The National Institute of Standards and Technology (NIST) has recently provided a draft of their report on Blockchain Technology. The report gives the reader an understanding of Blockchain from a simplified technical standpoint and then goes into how this technology is being used right now and how it can be used it progresses further.
The report aims to make sure that people can understand the fundamentals of the blockchain, it’s inner workings and the applicability of it in the present world. The idea is that if more understand how they can use it for problems that they are facing, there can be further development and utilization of the technology.
NIST and why it matters
The organization is one to pay attention to because the sole reason for its existence is to be a measurement standards laboratory and a non-regulatory agency of the United States Department of Commerce. They work to meet and further their mission of promoting innovation and industrial competitiveness. The report then carries a sense of credibility because of the organization and the work it seeks to accomplish on a regular basis. The agency continues to research various emerging technologies like nanotechnology, information technology, neutron research, sustainable energy and so much more. The organization summed up in a sentence is to “MEASURE. INNOVATE. LEAD. Working with industry and science to advance innovation and improve quality of life.”
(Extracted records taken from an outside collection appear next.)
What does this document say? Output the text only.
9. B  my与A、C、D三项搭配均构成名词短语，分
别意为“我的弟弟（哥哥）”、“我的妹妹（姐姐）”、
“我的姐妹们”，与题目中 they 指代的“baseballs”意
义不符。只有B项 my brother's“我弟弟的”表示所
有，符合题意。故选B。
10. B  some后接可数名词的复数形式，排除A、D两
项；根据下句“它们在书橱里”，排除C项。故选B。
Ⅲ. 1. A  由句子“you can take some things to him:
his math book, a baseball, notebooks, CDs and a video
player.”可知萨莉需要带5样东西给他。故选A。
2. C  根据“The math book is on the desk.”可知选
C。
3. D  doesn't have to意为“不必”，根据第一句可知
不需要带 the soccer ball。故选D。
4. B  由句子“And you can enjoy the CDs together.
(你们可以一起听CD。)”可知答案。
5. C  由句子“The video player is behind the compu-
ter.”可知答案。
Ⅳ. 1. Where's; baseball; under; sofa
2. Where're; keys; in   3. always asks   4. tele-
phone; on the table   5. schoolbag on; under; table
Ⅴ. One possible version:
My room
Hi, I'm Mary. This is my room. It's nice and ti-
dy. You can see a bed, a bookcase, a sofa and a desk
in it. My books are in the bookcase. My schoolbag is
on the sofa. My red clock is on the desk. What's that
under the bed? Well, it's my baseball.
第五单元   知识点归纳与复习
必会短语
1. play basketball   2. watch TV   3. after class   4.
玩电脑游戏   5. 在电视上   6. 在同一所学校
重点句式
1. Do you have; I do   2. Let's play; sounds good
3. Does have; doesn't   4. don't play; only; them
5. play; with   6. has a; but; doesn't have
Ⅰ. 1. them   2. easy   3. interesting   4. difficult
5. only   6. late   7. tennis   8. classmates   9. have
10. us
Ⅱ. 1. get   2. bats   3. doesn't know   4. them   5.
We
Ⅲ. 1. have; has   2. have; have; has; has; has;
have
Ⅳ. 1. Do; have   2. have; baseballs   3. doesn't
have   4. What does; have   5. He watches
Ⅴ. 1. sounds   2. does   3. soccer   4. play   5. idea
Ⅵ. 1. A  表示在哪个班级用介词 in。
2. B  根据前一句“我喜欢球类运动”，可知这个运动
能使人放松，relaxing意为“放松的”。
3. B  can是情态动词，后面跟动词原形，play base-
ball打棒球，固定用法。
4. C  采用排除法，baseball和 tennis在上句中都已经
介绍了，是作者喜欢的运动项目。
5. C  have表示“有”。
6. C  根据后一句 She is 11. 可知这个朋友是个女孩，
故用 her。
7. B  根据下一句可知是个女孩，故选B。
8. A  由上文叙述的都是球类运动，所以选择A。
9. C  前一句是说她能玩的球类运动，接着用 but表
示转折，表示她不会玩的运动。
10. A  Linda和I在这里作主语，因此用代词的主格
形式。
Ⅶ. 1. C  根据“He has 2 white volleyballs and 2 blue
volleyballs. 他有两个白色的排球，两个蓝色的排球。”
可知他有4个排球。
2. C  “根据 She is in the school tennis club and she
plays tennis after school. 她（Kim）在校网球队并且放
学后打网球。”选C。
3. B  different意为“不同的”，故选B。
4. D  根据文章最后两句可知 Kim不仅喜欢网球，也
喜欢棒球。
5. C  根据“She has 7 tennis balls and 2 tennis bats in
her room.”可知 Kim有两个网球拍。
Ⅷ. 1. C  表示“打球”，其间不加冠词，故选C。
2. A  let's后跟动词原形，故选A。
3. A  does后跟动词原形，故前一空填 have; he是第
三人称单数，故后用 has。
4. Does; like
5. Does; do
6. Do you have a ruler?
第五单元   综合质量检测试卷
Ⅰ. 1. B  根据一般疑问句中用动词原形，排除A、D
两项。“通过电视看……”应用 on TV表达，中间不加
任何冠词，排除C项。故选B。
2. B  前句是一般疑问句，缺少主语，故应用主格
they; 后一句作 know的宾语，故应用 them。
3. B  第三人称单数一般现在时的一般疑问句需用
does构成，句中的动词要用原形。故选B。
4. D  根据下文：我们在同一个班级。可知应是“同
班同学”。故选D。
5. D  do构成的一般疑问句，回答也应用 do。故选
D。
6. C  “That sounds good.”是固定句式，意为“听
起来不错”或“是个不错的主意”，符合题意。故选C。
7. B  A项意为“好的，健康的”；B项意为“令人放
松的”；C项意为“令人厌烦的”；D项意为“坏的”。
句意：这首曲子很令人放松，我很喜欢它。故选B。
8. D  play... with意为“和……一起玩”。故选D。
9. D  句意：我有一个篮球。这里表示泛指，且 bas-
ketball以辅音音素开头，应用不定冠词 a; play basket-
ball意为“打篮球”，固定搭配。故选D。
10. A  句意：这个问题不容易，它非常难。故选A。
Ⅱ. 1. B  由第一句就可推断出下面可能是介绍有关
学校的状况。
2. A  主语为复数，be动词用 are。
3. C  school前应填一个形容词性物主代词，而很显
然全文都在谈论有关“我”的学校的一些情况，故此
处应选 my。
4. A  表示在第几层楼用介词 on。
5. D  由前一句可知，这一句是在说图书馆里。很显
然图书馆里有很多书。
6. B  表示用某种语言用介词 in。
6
The organization, its research and its thoughts on the matter have an impact on both the private and public sectors, it can provide suggestions to both areas on the utility and practicality of the technology and how to progress in investment and regulation on the matter.
The Overview of the architecture of cryptocurrency
The report states what the blockchain is and why it matters and then it goes onto note one of the applications of distributed ledger system.
The store of value
“These currency blockchain systems are novel in that they store value, not just information. The value is attached to a digital wallet—an electronic device (or software) that allows an individual to make electronic transactions. The wallets are used to sign transactions sent from one wallet to another, recording the transferred value publicly, allowing all participants of the network to independently verify the validity of the transactions. Each participant can keep a full record of all transactions, making the network resilient to attempts to alter that record (or forge transactions) later.”
The authors go on to state the blockchain is not magical and will not solve all problems and might not be able to be applied to every industry. They further go into the different aspects of businesses and how a business should consider if the blockchain is for them or not as there are potential use cases but also difficulties that have to be taken into account before any large-scale implementation.
Common Characteristics of Blockchains
Another fundamental concept that was present in the draft was that of the fact of the commonalities that are present with each blockchain.
Each transaction involves one or more addresses and a recording of what happened, and it is digitally signed. Blockchains are comprised of blocks, each block being a group of transactions. All the transactions in a block are grouped together along with a cryptographic hash of the previous block. Finally, a new hash is created for the current block’s header to be recorded within the block data itself as well as within the next block. Over time, each block is then chained to the previous block in the chain by adding the hash of the previous block to the header of the current block.”
The report goes further into other blockchains and quantum computing, the aspects of smart contracts, blockchain platforms and limitations, and finally, it’s conclusion. The report goes in depth and provides a solid overview of the necessary fundamentals and more of this emerging technology.